April 17, 2006
Compelled by Content II at Fraser Gallery

So, when a Washington Post art critic tells an artist that their work is the only salvageable thing in an art show of six-hundred pieces, that's a good thing, right? Maybe not when it's spat with the vitriolic follow-up that, "glass is such a gorgeous medium it's hard to screw it up."
Which is funny, because technically glass blowing is pretty easy to screw up. It took 2,000 years of work, from Mesopotamia to Syria, to perfect glass blowing. The modern approach still requires a 2,000 degree furnace and a burn-victim provoking oxygen-propane flame. Ask Alison Sigethy, part of Compelled by Content II, now on view at the Fraser, about the practice. Two of her works were shattered on the way to the show by a botched foam pack job at UPS. One of Robin Cass' bird sculptures lost a tail. Oops.
"Glass is traditionally viewed as craft," offered Lenny Campello, co-owner of the Fraser Gallery. That's putting it nicely. Think bowls, vases, and illicit fake-rose containers; the last time most DCist readers saw 'glass art' was at an Ocean City head shop.

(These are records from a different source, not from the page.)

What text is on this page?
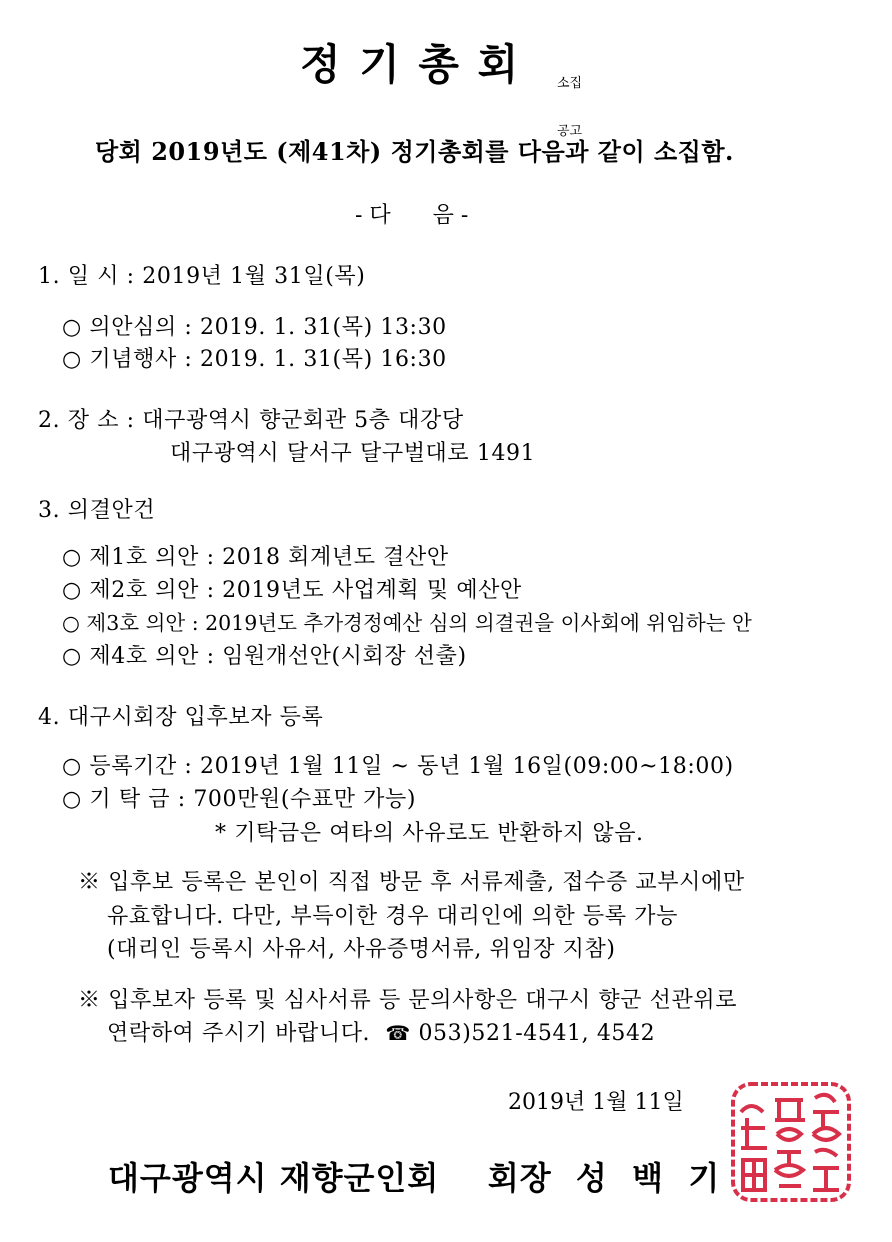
정 기 총 회

	소집

공고

당회 2019년도 (제41차) 정기총회를 다음과 같이 소집함.
- 다      음 -
1. 일 시 : 2019년 1월 31일(목)
○ 의안심의 : 2019. 1. 31(목) 13:30
○ 기념행사 : 2019. 1. 31(목) 16:30
2. 장 소 : 대구광역시 향군회관 5층 대강당
대구광역시 달서구 달구벌대로 1491
3. 의결안건
○ 제1호 의안 : 2018 회계년도 결산안
○ 제2호 의안 : 2019년도 사업계획 및 예산안
○ 제3호 의안 : 2019년도 추가경정예산 심의 의결권을 이사회에 위임하는 안
○ 제4호 의안 : 임원개선안(시회장 선출)
4. 대구시회장 입후보자 등록
○ 등록기간 : 2019년 1월 11일 ~ 동년 1월 16일(09:00~18:00)
○ 기 탁 금 : 700만원(수표만 가능)
* 기탁금은 여타의 사유로도 반환하지 않음.
※ 입후보 등록은 본인이 직접 방문 후 서류제출, 접수증 교부시에만
유효합니다. 다만, 부득이한 경우 대리인에 의한 등록 가능
(대리인 등록시 사유서, 사유증명서류, 위임장 지참)
※ 입후보자 등록 및 심사서류 등 문의사항은 대구시 향군 선관위로
연락하여 주시기 바랍니다. ☎ 053)521-4541, 4542
2019년 1월 11일
대구광역시 재향군인회 회장  성  백  기
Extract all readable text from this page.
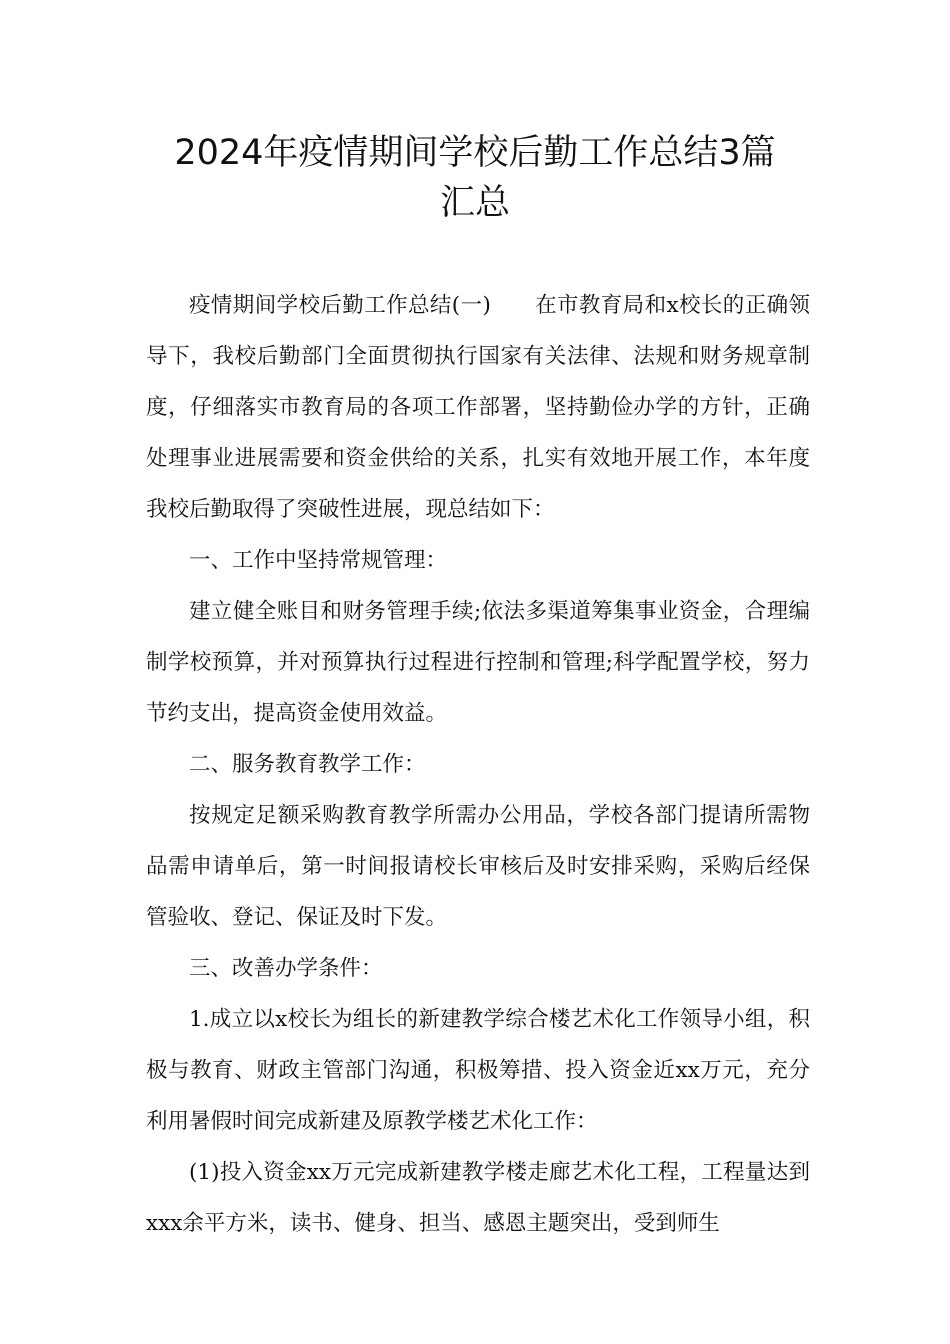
2024年疫情期间学校后勤工作总结3篇
汇总

疫情期间学校后勤工作总结(一)　　在市教育局和x校长的正确领导下，我校后勤部门全面贯彻执行国家有关法律、法规和财务规章制度，仔细落实市教育局的各项工作部署，坚持勤俭办学的方针，正确处理事业进展需要和资金供给的关系，扎实有效地开展工作，本年度我校后勤取得了突破性进展，现总结如下：

一、工作中坚持常规管理：

建立健全账目和财务管理手续;依法多渠道筹集事业资金，合理编制学校预算，并对预算执行过程进行控制和管理;科学配置学校，努力节约支出，提高资金使用效益。

二、服务教育教学工作：

按规定足额采购教育教学所需办公用品，学校各部门提请所需物品需申请单后，第一时间报请校长审核后及时安排采购，采购后经保管验收、登记、保证及时下发。

三、改善办学条件：

1.成立以x校长为组长的新建教学综合楼艺术化工作领导小组，积极与教育、财政主管部门沟通，积极筹措、投入资金近xx万元，充分利用暑假时间完成新建及原教学楼艺术化工作：

(1)投入资金xx万元完成新建教学楼走廊艺术化工程，工程量达到xxx余平方米，读书、健身、担当、感恩主题突出，受到师生
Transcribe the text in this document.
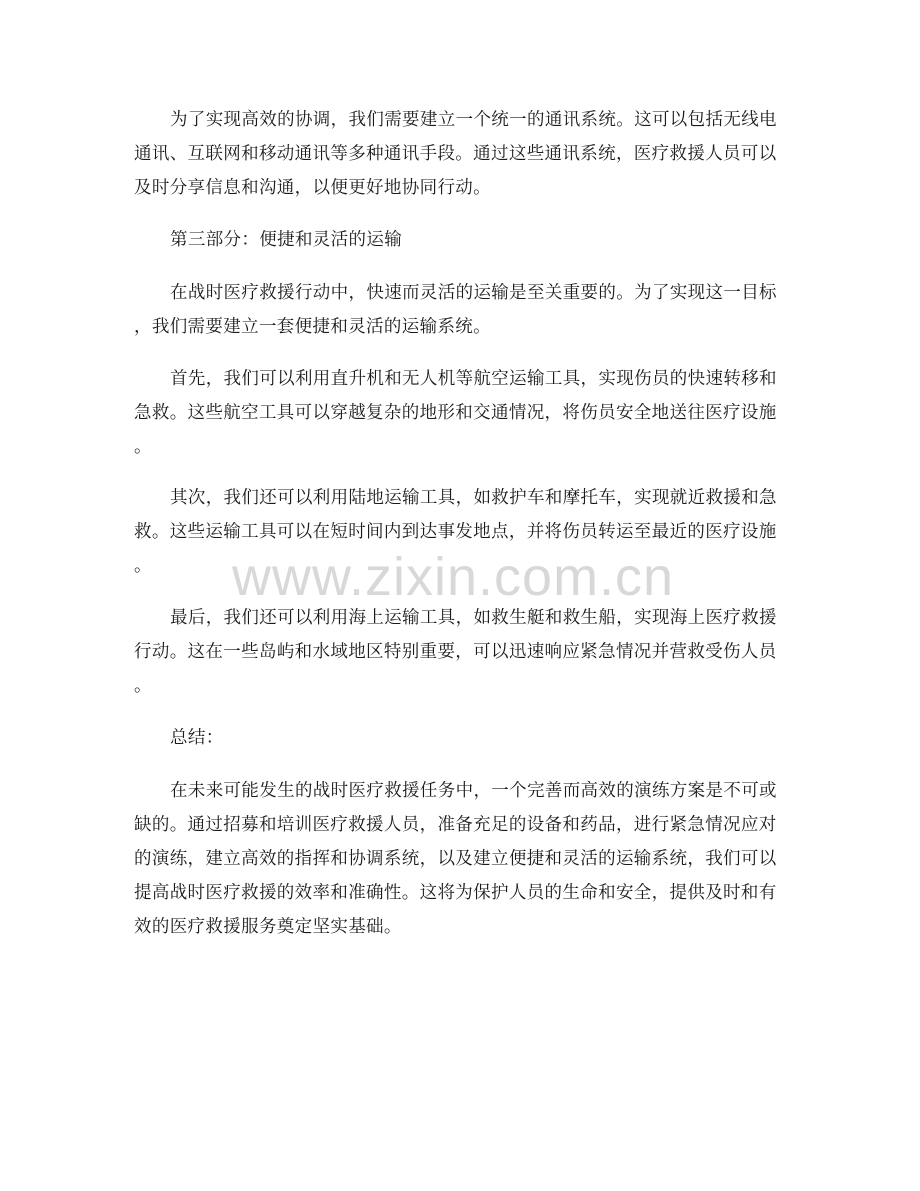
为了实现高效的协调，我们需要建立一个统一的通讯系统。这可以包括无线电

通讯、互联网和移动通讯等多种通讯手段。通过这些通讯系统，医疗救援人员可以

及时分享信息和沟通，以便更好地协同行动。

第三部分：便捷和灵活的运输

在战时医疗救援行动中，快速而灵活的运输是至关重要的。为了实现这一目标

，我们需要建立一套便捷和灵活的运输系统。

首先，我们可以利用直升机和无人机等航空运输工具，实现伤员的快速转移和

急救。这些航空工具可以穿越复杂的地形和交通情况，将伤员安全地送往医疗设施

。

其次，我们还可以利用陆地运输工具，如救护车和摩托车，实现就近救援和急

救。这些运输工具可以在短时间内到达事发地点，并将伤员转运至最近的医疗设施

。 www.zixin.com.cn

最后，我们还可以利用海上运输工具，如救生艇和救生船，实现海上医疗救援

行动。这在一些岛屿和水域地区特别重要，可以迅速响应紧急情况并营救受伤人员

。

总结：

在未来可能发生的战时医疗救援任务中，一个完善而高效的演练方案是不可或

缺的。通过招募和培训医疗救援人员，准备充足的设备和药品，进行紧急情况应对

的演练，建立高效的指挥和协调系统，以及建立便捷和灵活的运输系统，我们可以

提高战时医疗救援的效率和准确性。这将为保护人员的生命和安全，提供及时和有

效的医疗救援服务奠定坚实基础。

The glass artists first found solace in last year's Compelled show. Many come from the Washington Glass School --self described as the "most-artist friendly" -- where the beleaguered skill is honed and respected. The previous show was curated by glass art superstar Tim Tate, who has been leading the charge away from the decorative and bringing glass sculptors to the front lines in the DC art scene.
Catriona Fraser takes over curation for the current show, featuring ten different artists with work driven by narrative. Some are more obvious, with mother-daughter collaborators Liz and Lindsey Mears serving a massive glass book of photography and poetry. Others, like Robin Cass and Syl Mathis, cater to whimsical and minimalist forms.
Show stealer Carmen Lozar delivers the goods in small glass dolls with big problems. A bride vomits off a dock, seemingly to fill an ocean. A pair of dolphins are caught in a glistening glass-sea, in a perpetual loop that the viewer propels with a small crank. Some distance suggests the latter is a music box, but as you approach it's a pillbox that teaches melancholy repetition.
Compelled by Content II at the Fraser Gallery through June 4.